June 24th, 2011 @ 11:30am
By Kristi Grooms, ksl.com Contributor
Discipline, honor, and excellence. That is what Josh Petersen practices and preaches. He is the dean of faculty at Broadview University, a local career college, where he teaches students serious life skills. In his spare time he belongs to a brotherhood of sumo wrestlers that train and compete.
“I realized about a year ago that I needed a sport that worked with my size,” said Petersen, who is 6-foot-8-inches and 405 pounds. “Not that you need to be big to compete, but at the time I had just seen a documentary on sumo and I thought, ‘I can do that.’”
He researched the United States Sumo Federation and found the closest club in Idaho. His wife was skeptical and his co-workers thought he was joking.
“After the first tournament, though, my wife really liked it,” Petersen said. “After my second win I think I got a lot more traction with the people I work with. They know it’s not a joke but a real sport I’m competing in.”
Some students admire Petersen for his hobby, as well.
“It’s pretty awesome that someone can have a professional career and extracurricular activities on the side,” said Nokie Pheuahakphay, a health management student at Broadview University. “I think it encourages students to be more well-rounded.”
After connecting with his partner, Wesley Allen of Logan, Utah, they decided to start Northern Utah Sumo.
“People are looking for something fun to do that tests their abilities,” Allen said. “Sumo is a great way to do that.”
Sumo in the United States isn’t all that different from Japan. In fact, the wrestlers wear the same traditional “mawashi,” Petersen said.
“I’m not really shy about it,” he said. “I do wear spandex underneath right now, but that’s because my mawashi is new and would chafe me really bad. Once it gets worn, I’ll go traditional. I figure professional sumo wrestlers go that way, why not me?”
The mawashi is strategically wrapped and folded for maximum comfort and wear.
Competition is also no joke to a dedicated sumo wrestler.
“The basic rules are very simple,” said Trent Sabo, vice-president of the United States Sumo Federation. “Force your opponent out of the dohyo (sumo ring) or cause them to touch the ground with any part of their body other than the soles of their feet. There are no rounds or periods, no points. It’s do or die.”
Though the rules are on an amateur level in the U.S. and allow women, they follow the age-long Shinto traditions. Once in the proper attire, two men or women stand outside the 15-foot dohyo and bow to each other. Then they step inside the ring and squat while symbolically washing their hands. They raise their hands together and clap to please the Shinto gods. They raise their hands again to show they have no weapons and walk up to their line to stare down their opponent. They make their last minute preparations before the referee says, “hakkeyoi,” and the “tachiai” or bull rush starts the match.

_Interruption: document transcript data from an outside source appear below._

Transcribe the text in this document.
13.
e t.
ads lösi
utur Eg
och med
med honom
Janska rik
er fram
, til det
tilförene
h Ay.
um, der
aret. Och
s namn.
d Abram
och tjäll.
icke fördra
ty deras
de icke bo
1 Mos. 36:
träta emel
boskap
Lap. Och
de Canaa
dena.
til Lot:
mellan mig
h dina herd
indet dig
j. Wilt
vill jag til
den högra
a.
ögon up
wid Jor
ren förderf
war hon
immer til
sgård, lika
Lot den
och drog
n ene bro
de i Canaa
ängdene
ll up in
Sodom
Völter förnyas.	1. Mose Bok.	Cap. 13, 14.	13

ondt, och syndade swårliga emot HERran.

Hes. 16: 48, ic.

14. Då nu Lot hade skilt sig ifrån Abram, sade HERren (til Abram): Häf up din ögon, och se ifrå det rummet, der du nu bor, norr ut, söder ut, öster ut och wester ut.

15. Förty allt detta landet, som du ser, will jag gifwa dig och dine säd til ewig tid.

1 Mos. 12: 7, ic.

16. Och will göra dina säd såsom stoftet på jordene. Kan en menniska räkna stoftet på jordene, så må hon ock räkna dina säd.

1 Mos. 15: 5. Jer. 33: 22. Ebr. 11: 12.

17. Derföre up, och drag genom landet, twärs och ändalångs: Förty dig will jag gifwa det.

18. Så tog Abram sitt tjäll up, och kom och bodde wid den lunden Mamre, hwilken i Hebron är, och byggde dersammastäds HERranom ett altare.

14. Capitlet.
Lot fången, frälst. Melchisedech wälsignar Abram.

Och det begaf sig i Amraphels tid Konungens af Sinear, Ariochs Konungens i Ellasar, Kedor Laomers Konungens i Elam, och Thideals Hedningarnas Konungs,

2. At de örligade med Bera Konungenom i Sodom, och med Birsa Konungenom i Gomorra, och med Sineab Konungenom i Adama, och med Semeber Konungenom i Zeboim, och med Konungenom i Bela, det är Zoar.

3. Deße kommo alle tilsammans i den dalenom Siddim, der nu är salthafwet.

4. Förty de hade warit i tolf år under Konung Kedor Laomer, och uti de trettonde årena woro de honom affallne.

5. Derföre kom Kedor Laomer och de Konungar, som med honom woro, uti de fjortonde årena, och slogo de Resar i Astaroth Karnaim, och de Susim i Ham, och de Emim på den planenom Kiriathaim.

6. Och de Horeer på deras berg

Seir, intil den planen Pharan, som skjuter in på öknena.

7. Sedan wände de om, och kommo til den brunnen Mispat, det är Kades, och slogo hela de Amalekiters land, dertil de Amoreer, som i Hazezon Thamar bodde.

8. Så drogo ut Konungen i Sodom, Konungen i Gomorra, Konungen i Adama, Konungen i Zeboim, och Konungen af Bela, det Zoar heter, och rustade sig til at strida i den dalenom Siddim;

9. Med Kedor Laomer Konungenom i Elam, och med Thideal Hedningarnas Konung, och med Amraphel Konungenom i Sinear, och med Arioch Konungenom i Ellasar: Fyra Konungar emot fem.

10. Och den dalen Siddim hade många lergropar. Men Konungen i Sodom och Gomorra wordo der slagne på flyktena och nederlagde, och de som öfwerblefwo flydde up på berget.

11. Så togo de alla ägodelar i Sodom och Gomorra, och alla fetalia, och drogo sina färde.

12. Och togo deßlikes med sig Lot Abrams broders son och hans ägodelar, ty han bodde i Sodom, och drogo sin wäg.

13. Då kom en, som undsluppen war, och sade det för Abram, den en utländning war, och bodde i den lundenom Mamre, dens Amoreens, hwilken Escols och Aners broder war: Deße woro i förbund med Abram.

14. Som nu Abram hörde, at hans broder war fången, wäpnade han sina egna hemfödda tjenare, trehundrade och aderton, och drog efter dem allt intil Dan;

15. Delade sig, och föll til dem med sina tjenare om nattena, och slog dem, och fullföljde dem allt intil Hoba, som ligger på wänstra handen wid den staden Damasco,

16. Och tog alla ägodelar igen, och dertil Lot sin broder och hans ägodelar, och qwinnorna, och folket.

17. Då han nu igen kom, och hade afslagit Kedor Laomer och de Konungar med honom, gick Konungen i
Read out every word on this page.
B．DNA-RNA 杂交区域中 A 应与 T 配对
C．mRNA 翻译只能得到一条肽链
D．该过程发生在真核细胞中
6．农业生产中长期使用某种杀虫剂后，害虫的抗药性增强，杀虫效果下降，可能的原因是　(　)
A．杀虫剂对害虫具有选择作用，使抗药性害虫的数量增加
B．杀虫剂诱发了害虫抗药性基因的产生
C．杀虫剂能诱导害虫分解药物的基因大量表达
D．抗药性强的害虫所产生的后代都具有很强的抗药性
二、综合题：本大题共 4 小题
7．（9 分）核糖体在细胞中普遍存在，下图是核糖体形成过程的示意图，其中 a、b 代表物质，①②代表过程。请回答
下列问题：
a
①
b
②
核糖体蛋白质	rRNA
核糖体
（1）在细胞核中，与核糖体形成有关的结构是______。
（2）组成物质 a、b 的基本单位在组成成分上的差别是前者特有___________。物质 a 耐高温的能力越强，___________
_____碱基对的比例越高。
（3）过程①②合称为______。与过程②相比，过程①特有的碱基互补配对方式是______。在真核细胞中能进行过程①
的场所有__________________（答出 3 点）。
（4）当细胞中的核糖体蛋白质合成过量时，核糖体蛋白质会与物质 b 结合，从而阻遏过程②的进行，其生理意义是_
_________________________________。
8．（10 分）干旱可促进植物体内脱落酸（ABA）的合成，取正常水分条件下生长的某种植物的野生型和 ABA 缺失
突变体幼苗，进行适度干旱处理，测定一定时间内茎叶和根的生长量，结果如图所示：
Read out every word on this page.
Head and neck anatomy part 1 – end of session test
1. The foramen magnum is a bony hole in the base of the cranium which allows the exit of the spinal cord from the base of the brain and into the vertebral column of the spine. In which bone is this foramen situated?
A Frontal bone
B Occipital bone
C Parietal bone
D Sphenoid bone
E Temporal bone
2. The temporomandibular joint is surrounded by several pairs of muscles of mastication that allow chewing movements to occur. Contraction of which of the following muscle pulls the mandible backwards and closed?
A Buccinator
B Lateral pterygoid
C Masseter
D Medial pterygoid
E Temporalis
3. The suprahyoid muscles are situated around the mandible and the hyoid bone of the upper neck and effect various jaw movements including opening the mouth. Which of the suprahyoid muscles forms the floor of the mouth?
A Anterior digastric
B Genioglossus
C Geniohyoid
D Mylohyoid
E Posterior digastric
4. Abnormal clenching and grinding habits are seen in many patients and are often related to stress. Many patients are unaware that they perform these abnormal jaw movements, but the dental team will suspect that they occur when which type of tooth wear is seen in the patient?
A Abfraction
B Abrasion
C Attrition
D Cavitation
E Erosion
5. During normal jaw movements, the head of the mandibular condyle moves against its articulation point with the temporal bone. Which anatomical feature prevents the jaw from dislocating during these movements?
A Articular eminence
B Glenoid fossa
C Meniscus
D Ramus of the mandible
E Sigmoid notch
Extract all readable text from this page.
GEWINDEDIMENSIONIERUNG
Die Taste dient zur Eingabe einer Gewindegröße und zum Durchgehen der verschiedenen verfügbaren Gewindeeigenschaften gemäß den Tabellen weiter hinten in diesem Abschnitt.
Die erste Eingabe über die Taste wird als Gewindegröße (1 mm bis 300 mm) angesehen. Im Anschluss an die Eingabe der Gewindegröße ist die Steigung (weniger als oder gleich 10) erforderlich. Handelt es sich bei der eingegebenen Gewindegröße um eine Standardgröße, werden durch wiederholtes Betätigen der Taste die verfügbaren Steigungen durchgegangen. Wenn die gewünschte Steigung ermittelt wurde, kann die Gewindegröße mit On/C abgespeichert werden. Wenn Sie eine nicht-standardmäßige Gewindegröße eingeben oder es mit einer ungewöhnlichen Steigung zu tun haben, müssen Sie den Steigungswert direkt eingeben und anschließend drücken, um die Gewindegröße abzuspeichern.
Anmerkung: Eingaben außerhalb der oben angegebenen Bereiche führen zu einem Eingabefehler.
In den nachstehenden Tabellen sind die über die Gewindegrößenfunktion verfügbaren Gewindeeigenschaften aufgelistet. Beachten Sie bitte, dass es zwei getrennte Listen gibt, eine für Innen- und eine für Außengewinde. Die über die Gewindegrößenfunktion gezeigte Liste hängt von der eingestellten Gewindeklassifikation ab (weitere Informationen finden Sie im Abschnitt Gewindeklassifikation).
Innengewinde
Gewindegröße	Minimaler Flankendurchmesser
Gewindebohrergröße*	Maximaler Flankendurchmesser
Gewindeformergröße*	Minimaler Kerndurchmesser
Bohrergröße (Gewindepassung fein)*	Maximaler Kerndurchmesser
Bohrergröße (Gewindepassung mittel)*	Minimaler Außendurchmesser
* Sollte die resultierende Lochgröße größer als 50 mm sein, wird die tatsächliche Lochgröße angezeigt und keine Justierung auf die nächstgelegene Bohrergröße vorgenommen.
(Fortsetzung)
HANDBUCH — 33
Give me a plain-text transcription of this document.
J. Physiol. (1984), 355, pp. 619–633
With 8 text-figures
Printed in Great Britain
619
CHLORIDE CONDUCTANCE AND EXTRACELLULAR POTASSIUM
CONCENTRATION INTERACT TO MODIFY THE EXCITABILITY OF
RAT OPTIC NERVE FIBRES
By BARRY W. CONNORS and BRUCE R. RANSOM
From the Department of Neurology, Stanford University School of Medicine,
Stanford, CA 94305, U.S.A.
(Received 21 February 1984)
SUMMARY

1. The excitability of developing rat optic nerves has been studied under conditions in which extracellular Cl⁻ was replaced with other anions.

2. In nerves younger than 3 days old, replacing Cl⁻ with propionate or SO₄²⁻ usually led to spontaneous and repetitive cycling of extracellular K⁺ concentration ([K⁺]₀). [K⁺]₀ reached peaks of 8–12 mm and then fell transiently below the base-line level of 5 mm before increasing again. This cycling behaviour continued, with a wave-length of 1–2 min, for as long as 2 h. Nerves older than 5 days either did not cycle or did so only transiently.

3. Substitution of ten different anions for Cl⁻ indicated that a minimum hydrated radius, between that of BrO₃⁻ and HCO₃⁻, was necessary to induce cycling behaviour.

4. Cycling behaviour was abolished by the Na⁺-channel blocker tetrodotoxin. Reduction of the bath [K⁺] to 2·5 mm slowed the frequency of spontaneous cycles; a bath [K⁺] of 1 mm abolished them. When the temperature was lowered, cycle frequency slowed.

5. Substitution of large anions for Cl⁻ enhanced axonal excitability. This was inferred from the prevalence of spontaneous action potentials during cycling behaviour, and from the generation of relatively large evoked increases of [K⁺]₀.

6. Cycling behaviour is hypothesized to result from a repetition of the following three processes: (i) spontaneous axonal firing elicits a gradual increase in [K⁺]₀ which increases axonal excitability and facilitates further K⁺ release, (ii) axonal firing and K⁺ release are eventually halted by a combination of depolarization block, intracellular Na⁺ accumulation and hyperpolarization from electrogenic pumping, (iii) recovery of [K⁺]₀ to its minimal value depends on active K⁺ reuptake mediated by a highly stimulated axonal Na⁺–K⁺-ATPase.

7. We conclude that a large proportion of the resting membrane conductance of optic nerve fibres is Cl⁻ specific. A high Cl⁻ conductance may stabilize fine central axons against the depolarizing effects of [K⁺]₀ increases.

“In the West the emphasis is often on changing our external surroundings,” Sabo said. “In the East, however, the emphasis is to change yourself. This is the idea in sumo, to create a situation that is so intense, your mind, body and soul will become focused like a laser allowing you to perform at a super human level.”
Petersen has seen the benefits from his involvement in sumo.
“The sport is about quiet dignity and control,” he said. “I walk a little taller and feel more confident. I’ve noticed my body feels better even after getting bruised, shaken and even thrown.”
The educator in Petersen shines through as he discusses his desire to share the virtues of this sport with others. He plans on promoting it in middle and high schools, using it as a tool to teach students why they need to stay in school, stay out of drugs, and have respect for others as well as for themselves.
Kristi Grooms has a bachelor's of science in architectural studies from the University of Utah. She started writing for the Deseret News in high school and hasn't been able to stop freelancing since.